Mataram (Inside Lombok) – Polda NTB menangkap 3 tersangka kasus tindak pidana penempatan pekerja migran Indonesia (PMI) yang dilakukan secara perorangan. 13 orang korban masing-masing dari Lombok Tengah, Lombok Barat dan Lombok Timur diiming-imingi pekerjaan di Polandia, namun hingga kini tak kunjung diberangkatkan oleh para tersangka.
Kabid Humas Polda NTB, Kombes Pol Artanto menjelaskan dari 53 laporan yang diterima didapat 13 orang pelapor yang menyertakan bukti-bukti. Antara lain dari Lombok Barat 2 orang pelapor, Lombok Tengah 5 orang dan Lombok Timur 6 orang.
Dari laporan tersebut, terdapat 3 tersangka antara lain inisial PJ (47) asal Jonggat, Lombok Tengah selaku yang merekrut para PMI; MN (42) asal Praya Tengah, Lombok Tengah yang melakukan kegiatan administrasi, termasuk yang melaksanakan pelatihan table manner; dan HJ (48) asal Praya Tengah yang mengurus administrasi dan menjanjikan berangkat ke polandia dan mengurus paspor.
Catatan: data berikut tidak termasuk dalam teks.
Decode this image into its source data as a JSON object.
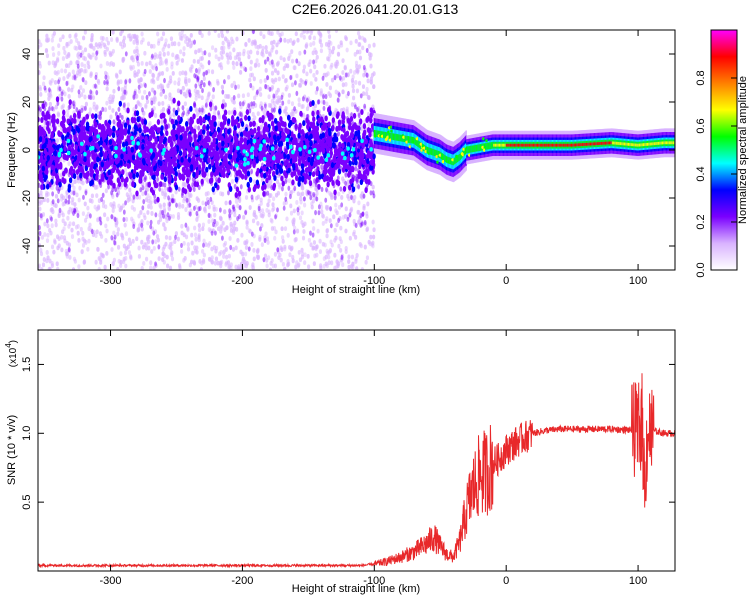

“Adapun waktu kejadian pada April-Juni 2021 di Jonggat Lombok Tengah. Korban beserta 12 calon PMI ini direkrut oleh ketiga tersangka ini untuk menjadi CPMI dengan negara tujuan awal penempatan yaitu Kanada,” ungkap Artanto, Kamis (2/6).
Dalam operasinya, para tersangka mengatasnamakan perusahaan PT. YAB dengan biaya pendaftaran sebesar Rp10 juta. Setelah para korban bersedia memenuhi dokumen persyaratan serta biaya yang diminta oleh para tersangka, dilakukan pelatihan Bahasa Inggris dengan menggunakan biaya pribadi masing-masing korban sebesar Rp2,5 juta di balai pelatihan di daerah Lombok Tengah.
Namun pada saat mengikuti pelatihan tersebut dilakukan sidak oleh tim dari Dinas Tenaga Kerja dan Transmigrasi (Disnakertrans) NTB, mengatakan tidak ada permintaan penempatan PMI di Kanada. “Sehingga korban pelapor beserta ke 12 CPMI lainnya meminta kejelasan kepada tersangka tersebut. Atas dasar tersebut para tersangka menjanjikan akan mengalihkan negara penempatan bekerja mereka ke Polandia,” tuturnya.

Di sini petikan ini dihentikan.